As I thought about it, I realize the library is the one institution that figures significantly in all my Thirds. From my first introduction to the little old library in New Jersey that smelled of books, to the library I inhabited through high school, to the Youth Services section Sophie and I practically lived in, the library is where you might find me if I’m not home. Even now, I’m an every-other-day-er.
I’ve had an office way in the bowels of the San Francisco Public Library, did the public information and promotion for Anchorage Public Library, and got my library cards as soon as I arrived in Manhattan and London for my months. I’m not part of a community till I’m a Friend of the Library.
The library took me through the First Third of preparing for adulthood. At midnight, when the library closed on campus, hundreds of bicycles took to the street. The library was the place where I read the reserved reading for my Human Sexuality course. When I perceived that the guy on the opposite side of the carrel was masturbating, and I was reading that I wasn’t supposed to give him the thrill of my fear, I got up and calmly walked to the desk … until a friend reached out for me and I screamed bloody murder. (Bet you didn’t expect that last little bit of history to hide in this paragraph!)
Then in my Second Third, when Sophie expressed an interest in anything, we’d race to the library to get a book on it. Amusement parks! Rocks! Gems! The discovery of very old editions of Flower Fairies of the Garden sparked years of poetry, fairies, and gardening. When there was a parenting issue (me-first-itis, big bed fears, honesty), the librarians would help me find a picture book that dealt with that issue. As the Storytime Lady in the Alaska Botanical Garden, I spent years reading every picture book on flowers, bugs, trees, gardens, vegetables, seeds, and forest animals.
And now, the library accommodates my Third Third self. I get to do the pleasure reading I want; I get to reserve and watch too many DVDs. Even the Guerrilla Knitters meet there and decorated trees there. The library is there whenever my flexible schedule puts me there.
And then it wasn’t.
The remodel has been going on for a year. Things moved around. DVDs changed floors. Elevators opened on strange territory. Visqueen and plastic decorated the walls. Nothing looked like it used to. It was so disconcerting that I gave up on hanging out there. I put holds on my requests, picked them up on the ground floor, and went home grumpy. I felt like a curmudgeon who couldn’t happily adapt to change, and the only thing worse was when the library closed totally for two weeks.
Grump, grump, grump.
But then Wednesday happened, grand re-opening day! I took my shift as a helpful volunteer, opening the main door and greeting people coming and going. What a happy day! What a happy task!
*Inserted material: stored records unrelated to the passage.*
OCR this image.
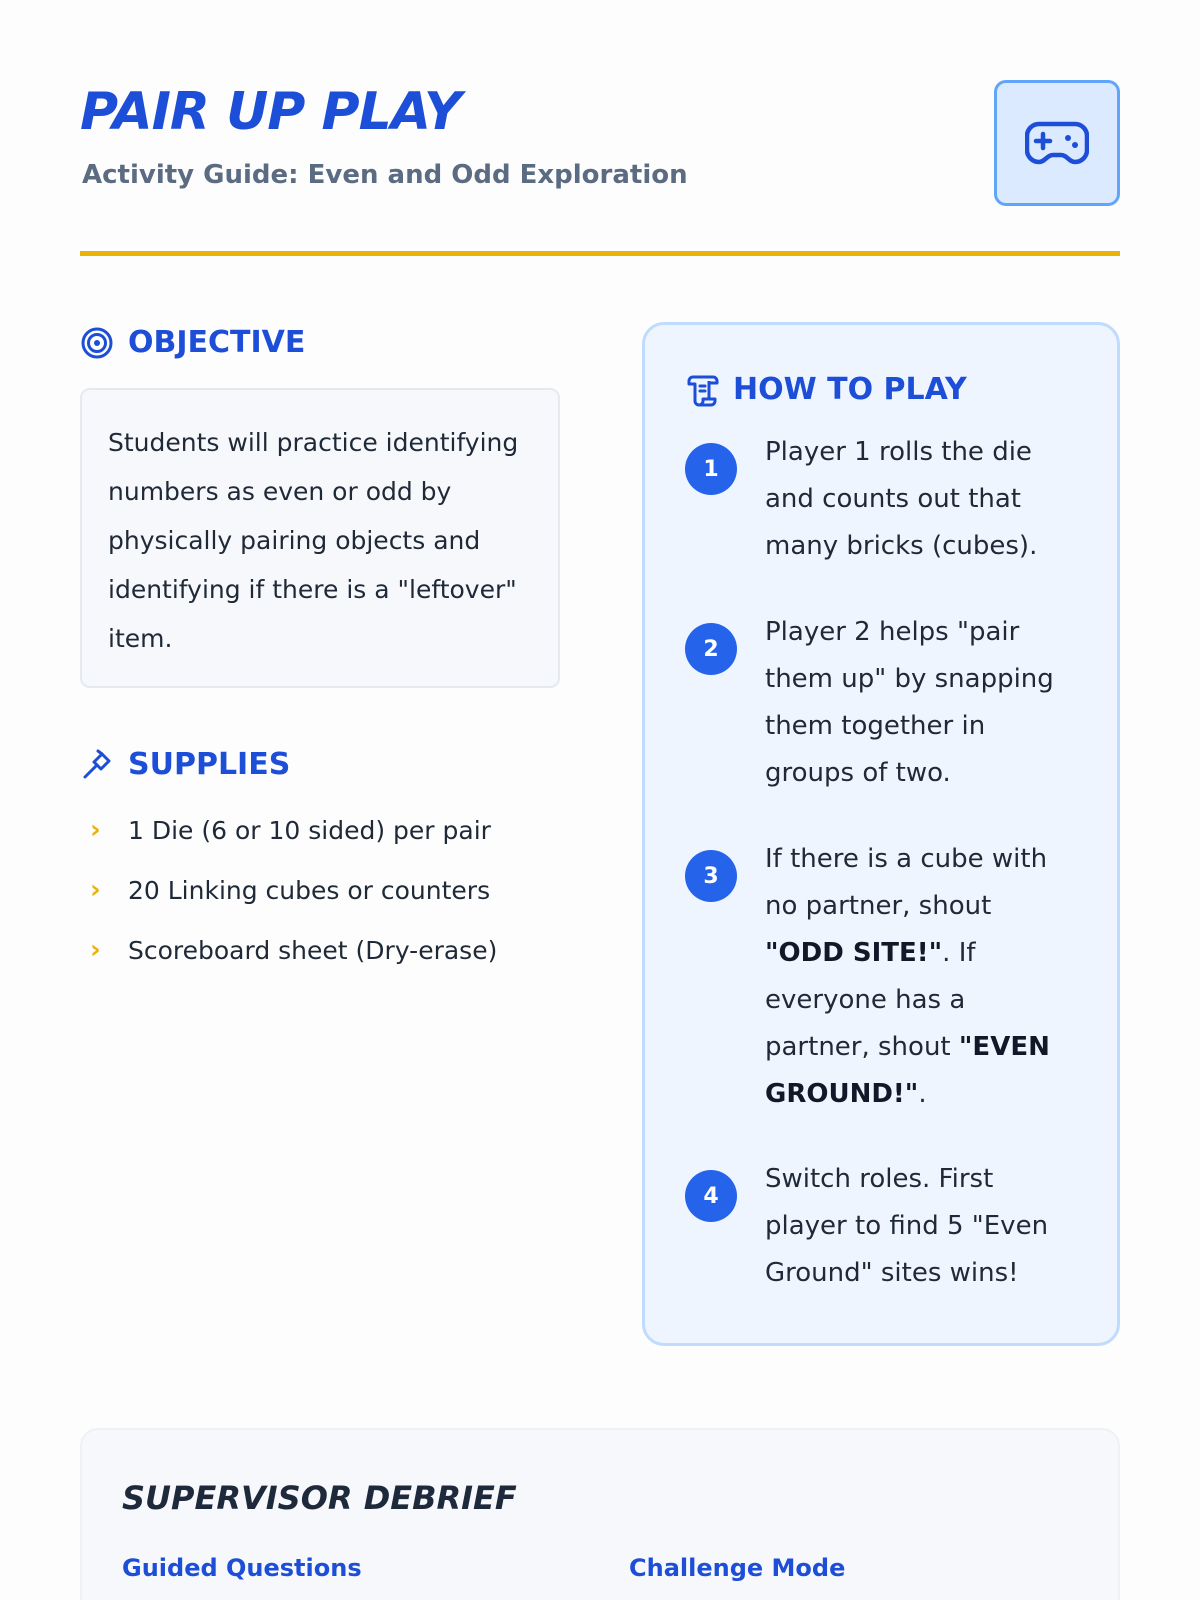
PAIR UP PLAY
Activity Guide: Even and Odd Exploration
OBJECTIVE

Students will practice identifying numbers as even or odd by physically pairing objects and identifying if there is a "leftover" item.

SUPPLIES
›	1 Die (6 or 10 sided) per pair
›	20 Linking cubes or counters
›	Scoreboard sheet (Dry-erase)
HOW TO PLAY
1
Player 1 rolls the die and counts out that many bricks (cubes).
2
Player 2 helps "pair them up" by snapping them together in groups of two.
3
If there is a cube with no partner, shout "ODD SITE!". If everyone has a partner, shout "EVEN GROUND!".
4
Switch roles. First player to find 5 "Even Ground" sites wins!
SUPERVISOR DEBRIEF
Guided Questions	Challenge Mode
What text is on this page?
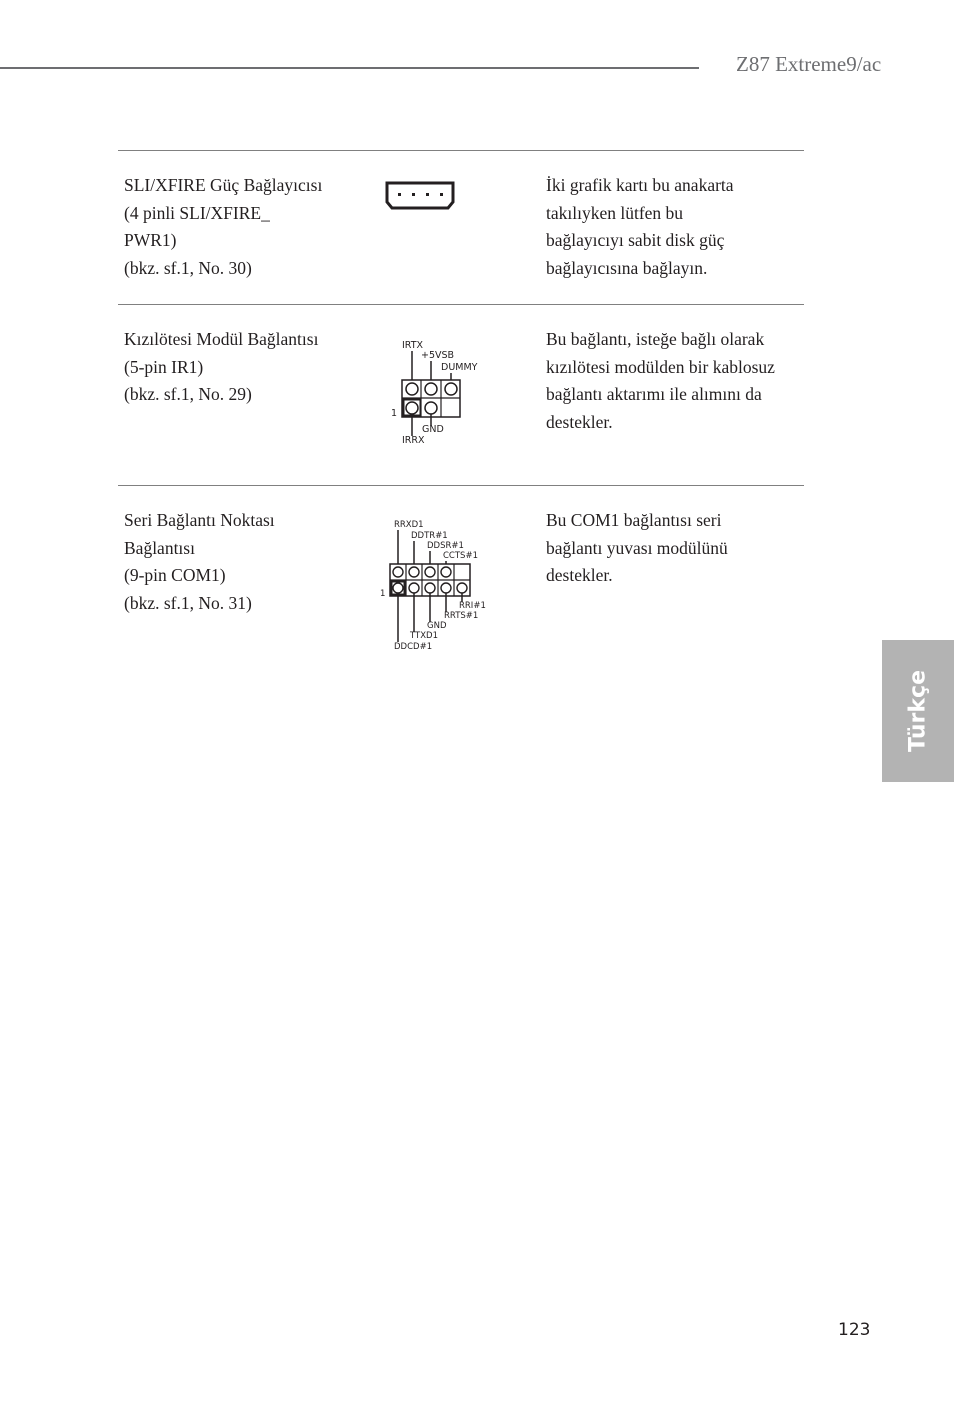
Z87 Extreme9/ac
SLI/XFIRE Güç Bağlayıcısı
(4 pinli SLI/XFIRE_
PWR1)
(bkz. sf.1, No. 30)
İki grafik kartı bu anakarta
takılıyken lütfen bu
bağlayıcıyı sabit disk güç
bağlayıcısına bağlayın.
Kızılötesi Modül Bağlantısı
(5-pin IR1)
(bkz. sf.1, No. 29)
IRTX
+5VSB
DUMMY
1
GND
IRRX
Bu bağlantı, isteğe bağlı olarak
kızılötesi modülden bir kablosuz
bağlantı aktarımı ile alımını da
destekler.
Seri Bağlantı Noktası
Bağlantısı
(9-pin COM1)
(bkz. sf.1, No. 31)
RRXD1
DDTR#1
DDSR#1
CCTS#1
1
RRI#1
RRTS#1
GND
TTXD1
DDCD#1
Bu COM1 bağlantısı seri
bağlantı yuvası modülünü
destekler.
Türkçe
123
“Welcome to the new Loussac Library!”
It was rainy and gray, but Anchorage came out for the big re-opening. People were curious, happy, and just eager to get back in. The library is the place where all of Anchorage shows up: the preschoolers, the elderly, the high-schoolers, the families. The professionals, the loungers, the get-in-get-a-book-and-get-out folks. The clusters of friends, the quiet and solitary.
“Welcome to the new Loussac Library!” I was meant for this job! What a great way to spend my time. I felt like I was opening a golden door, a welcome to heaven, to a new shiny place with new spaces and new places to sit. It will take some getting used to, but that should be easy: I’ll be spending a lot of time there.
“Welcome to the new Loussac Library!” See you there.
I hated going there during the construction. But I hated going up and down those awful steps before the construction. What a bad idea that was.